Still, giving him the words to say doesn’t automatically make them worth saying, as proven by his woeful diatribe in Lucky Number Slevin. Director Paul McGuigan’s twisty 2006 crime thriller is one of those movies that constantly feels like it’s trying far too hard to be cool, with writer Jason Smilovic’s script arriving a decade too late to the faux-Tarantino craze that swept independent cinema.
Josh Hartnett’s protagonist enters a room wearing nothing but a towel, where Freeman’s character known only as ‘The Boss’ tries his hardest to descend a staircase as threateningly as possible, with his opening line referencing an animated figure that resembles a bowling pin with legs that first appeared in a 1948 comic strip: “Are you familiar with the Shmoo, Mr Fisher?”

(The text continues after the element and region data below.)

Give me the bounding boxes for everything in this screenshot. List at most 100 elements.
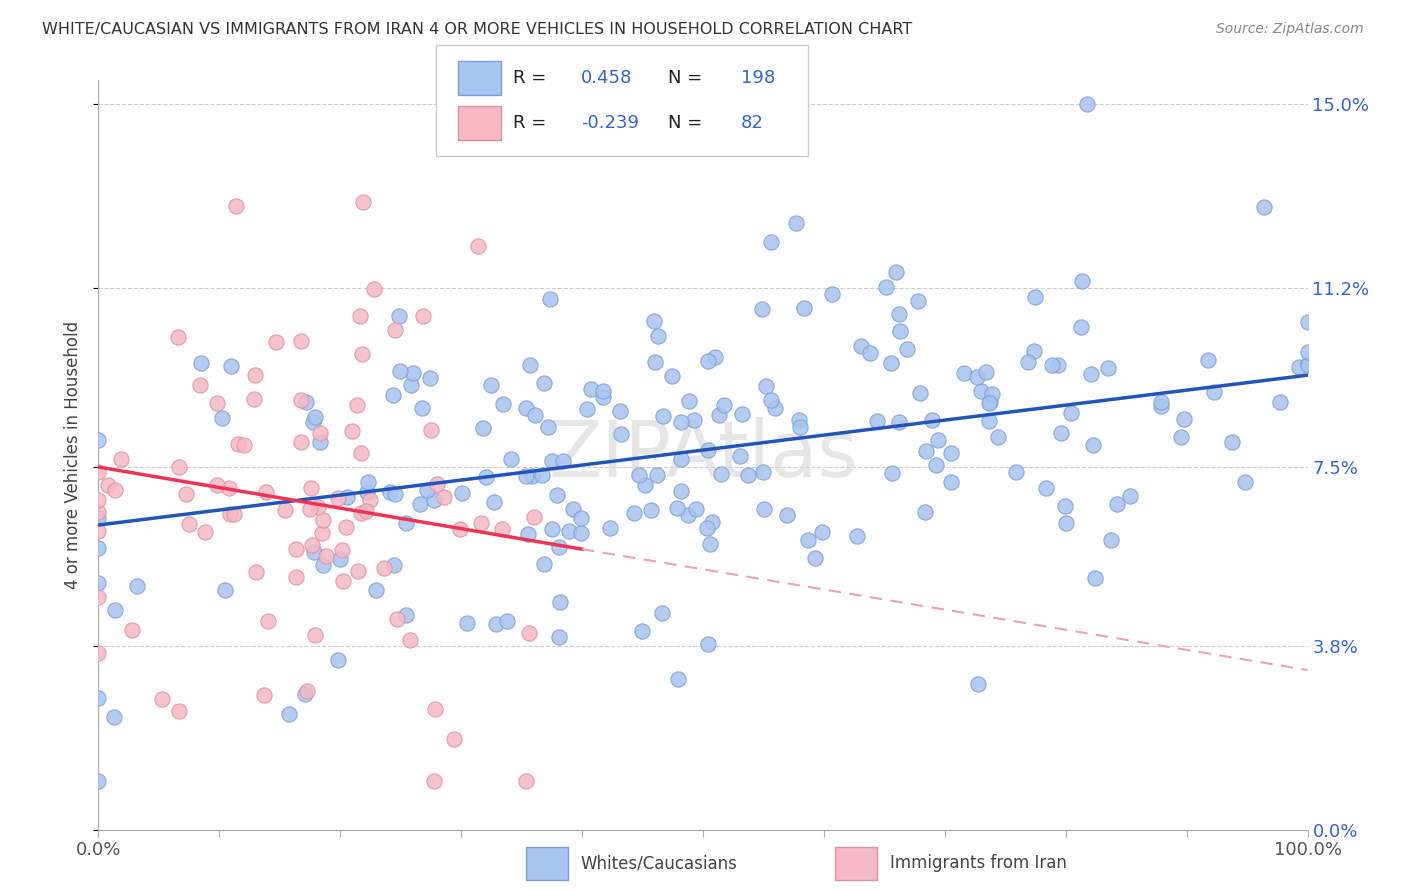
Point (312, 558, 335, 572)
Point (449, 522, 471, 536)
Point (479, 377, 502, 392)
Point (1040, 358, 1063, 372)
Point (696, 637, 718, 651)
Point (419, 371, 441, 385)
Point (87, 434, 110, 448)
Point (87, 505, 110, 519)
Point (467, 239, 489, 253)
Point (699, 537, 721, 551)
Point (219, 507, 242, 521)
Point (205, 478, 228, 492)
Point (921, 413, 943, 427)
Point (666, 501, 689, 516)
Point (103, 710, 125, 724)
Point (685, 502, 707, 516)
Point (980, 387, 1002, 401)
Point (1296, 344, 1319, 359)
Point (87, 591, 110, 605)
Point (683, 412, 706, 426)
Point (776, 508, 799, 522)
Text: ZIPAtlas: ZIPAtlas (548, 417, 858, 493)
Point (243, 368, 266, 382)
Point (569, 526, 592, 541)
Point (243, 392, 266, 406)
Point (1296, 315, 1319, 329)
Point (388, 309, 411, 323)
Point (643, 314, 665, 328)
Point (1049, 425, 1071, 440)
Point (540, 522, 562, 536)
Point (540, 454, 562, 468)
Point (346, 398, 368, 412)
Point (335, 519, 357, 533)
Point (1076, 97, 1098, 112)
Point (880, 466, 903, 480)
Point (953, 366, 976, 380)
Point (789, 420, 811, 434)
Point (443, 731, 465, 746)
Point (395, 516, 418, 530)
Point (915, 443, 938, 458)
Point (533, 557, 555, 571)
Point (307, 500, 329, 515)
Point (1035, 481, 1057, 495)
Text: R =: R = (513, 69, 553, 87)
Text: 82: 82 (741, 114, 763, 132)
Text: -0.239: -0.239 (581, 114, 638, 132)
Point (425, 702, 447, 716)
Point (644, 355, 666, 369)
Point (523, 510, 546, 524)
Point (411, 401, 433, 416)
Point (530, 467, 553, 482)
Point (1288, 359, 1310, 374)
Point (456, 615, 478, 630)
Point (87, 690, 110, 705)
Point (207, 396, 229, 410)
Point (558, 524, 581, 539)
Point (966, 370, 988, 384)
Point (485, 617, 508, 632)
Point (550, 595, 572, 609)
Point (87, 466, 110, 480)
Point (127, 579, 149, 593)
Point (880, 356, 903, 370)
Point (190, 355, 212, 369)
Text: R =: R = (513, 114, 553, 132)
Point (914, 505, 936, 519)
Point (987, 430, 1010, 444)
Point (218, 481, 240, 495)
Point (765, 401, 787, 416)
Point (378, 485, 401, 500)
Point (696, 521, 718, 535)
Point (304, 545, 326, 559)
Point (538, 292, 561, 306)
Point (710, 467, 733, 482)
Point (759, 393, 782, 408)
Point (548, 630, 571, 644)
Point (356, 484, 378, 499)
Point (1084, 571, 1107, 585)
Point (671, 451, 693, 466)
Point (308, 426, 330, 441)
Point (301, 538, 323, 552)
Point (1080, 367, 1102, 381)
Point (592, 384, 614, 399)
Point (226, 437, 249, 451)
Point (225, 198, 247, 212)
Point (298, 501, 321, 516)
Point (969, 384, 991, 398)
Point (517, 625, 540, 640)
Point (194, 524, 217, 539)
Point (678, 394, 700, 409)
Point (103, 603, 125, 617)
Point (731, 408, 754, 422)
Point (433, 491, 456, 505)
Point (610, 427, 633, 442)
Point (87, 576, 110, 591)
Point (257, 615, 280, 629)
Point (728, 450, 751, 464)
Point (87, 511, 110, 525)
Text: N =: N = (668, 69, 707, 87)
Point (472, 421, 495, 435)
Point (1053, 499, 1076, 513)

“The Shmoo was a loveable creature, really,” he intones. “Laid eggs, gave milk, and died of sheer ecstasy when looked at with hunger. The Shmoo loved to be eaten. It could taste like any food you desire. Shmoo hide, cut thin, made fine leather. Even Shmoo whiskers made excellent toothpicks. In essence, the Shmoo supplied all of the world’s wants. I only bring up the case of the Shmoo because of its relevance to you.”

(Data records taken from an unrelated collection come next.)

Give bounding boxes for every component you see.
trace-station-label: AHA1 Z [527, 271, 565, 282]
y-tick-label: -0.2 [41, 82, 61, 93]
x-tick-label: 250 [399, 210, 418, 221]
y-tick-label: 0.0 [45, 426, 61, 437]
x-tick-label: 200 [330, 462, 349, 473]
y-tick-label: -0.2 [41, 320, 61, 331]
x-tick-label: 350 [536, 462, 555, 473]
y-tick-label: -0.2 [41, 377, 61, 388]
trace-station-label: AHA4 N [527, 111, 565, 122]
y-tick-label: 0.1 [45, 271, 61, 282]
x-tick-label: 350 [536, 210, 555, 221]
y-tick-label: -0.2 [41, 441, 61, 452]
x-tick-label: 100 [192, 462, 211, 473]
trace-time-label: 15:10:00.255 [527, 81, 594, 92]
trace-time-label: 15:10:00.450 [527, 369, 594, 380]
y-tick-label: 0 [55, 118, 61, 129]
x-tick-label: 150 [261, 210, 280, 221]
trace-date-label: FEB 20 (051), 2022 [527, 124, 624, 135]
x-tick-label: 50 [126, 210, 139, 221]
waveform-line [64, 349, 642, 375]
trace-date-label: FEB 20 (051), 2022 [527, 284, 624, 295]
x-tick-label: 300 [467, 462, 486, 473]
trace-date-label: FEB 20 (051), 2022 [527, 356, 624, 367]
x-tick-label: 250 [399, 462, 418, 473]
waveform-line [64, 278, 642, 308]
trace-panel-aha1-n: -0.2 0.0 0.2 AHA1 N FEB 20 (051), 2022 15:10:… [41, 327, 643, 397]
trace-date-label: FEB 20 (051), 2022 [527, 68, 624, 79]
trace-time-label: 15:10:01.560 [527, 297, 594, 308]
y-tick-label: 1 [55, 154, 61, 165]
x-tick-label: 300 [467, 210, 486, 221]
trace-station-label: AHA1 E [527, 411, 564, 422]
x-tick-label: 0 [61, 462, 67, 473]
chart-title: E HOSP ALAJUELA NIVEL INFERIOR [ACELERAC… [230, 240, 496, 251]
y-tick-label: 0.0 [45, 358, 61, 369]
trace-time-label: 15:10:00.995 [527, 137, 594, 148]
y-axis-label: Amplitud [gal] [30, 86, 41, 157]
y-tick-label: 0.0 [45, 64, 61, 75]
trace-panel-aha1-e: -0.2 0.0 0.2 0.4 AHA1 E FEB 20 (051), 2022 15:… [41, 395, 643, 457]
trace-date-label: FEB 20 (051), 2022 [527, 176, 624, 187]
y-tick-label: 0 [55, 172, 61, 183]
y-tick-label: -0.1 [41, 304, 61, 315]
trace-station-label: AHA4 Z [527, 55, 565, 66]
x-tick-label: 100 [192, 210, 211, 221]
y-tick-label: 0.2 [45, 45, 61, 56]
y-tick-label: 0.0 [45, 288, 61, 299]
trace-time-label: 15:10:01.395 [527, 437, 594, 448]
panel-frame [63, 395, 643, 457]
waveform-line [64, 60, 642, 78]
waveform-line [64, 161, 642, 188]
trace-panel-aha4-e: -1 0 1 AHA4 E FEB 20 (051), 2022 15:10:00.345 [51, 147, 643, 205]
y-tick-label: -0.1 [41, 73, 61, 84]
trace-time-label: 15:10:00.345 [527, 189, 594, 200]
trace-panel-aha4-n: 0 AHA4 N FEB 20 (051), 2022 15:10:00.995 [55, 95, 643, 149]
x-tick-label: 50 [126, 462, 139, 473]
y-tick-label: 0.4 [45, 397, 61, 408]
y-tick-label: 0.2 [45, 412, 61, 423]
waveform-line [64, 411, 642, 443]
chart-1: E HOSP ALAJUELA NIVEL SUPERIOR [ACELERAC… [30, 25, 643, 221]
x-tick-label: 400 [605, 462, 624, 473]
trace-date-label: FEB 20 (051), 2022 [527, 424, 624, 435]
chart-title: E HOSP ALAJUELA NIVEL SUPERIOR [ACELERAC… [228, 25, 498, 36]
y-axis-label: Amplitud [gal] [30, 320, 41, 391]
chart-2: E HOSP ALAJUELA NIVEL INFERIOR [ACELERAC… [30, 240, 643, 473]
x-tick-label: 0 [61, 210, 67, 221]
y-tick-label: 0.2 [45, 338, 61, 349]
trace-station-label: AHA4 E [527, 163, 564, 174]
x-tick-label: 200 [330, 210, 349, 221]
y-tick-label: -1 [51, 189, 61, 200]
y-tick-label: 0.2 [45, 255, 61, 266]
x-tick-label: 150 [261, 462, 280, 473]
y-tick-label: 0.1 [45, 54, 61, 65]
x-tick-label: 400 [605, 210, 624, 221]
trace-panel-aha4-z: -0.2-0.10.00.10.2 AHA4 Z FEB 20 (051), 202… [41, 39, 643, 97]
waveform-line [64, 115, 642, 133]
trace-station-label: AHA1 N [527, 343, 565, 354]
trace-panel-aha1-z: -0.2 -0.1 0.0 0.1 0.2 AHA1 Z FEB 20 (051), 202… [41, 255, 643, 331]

Writing elaborate monologues based on obscure pop culture references had gone out of fashion long before the mid-2000s, and it’s clear the script thought it was cute and clever. Instead, even with Freeman doing his best to inject some gravitas into the dialogue, it’s a cringeworthy example of the damage Tarantino inadvertently caused to genre cinema.
In the grand scheme of things, the Shmoo has fuck all to do with what Freeman is actually talking about; it’s just there for the screenwriter to pat themselves on the back. Without a doubt, it’s the worst use of Freeman’s greatest asset, and there’s a high chance he had absolutely no idea what a Shmoo was when he was saying it.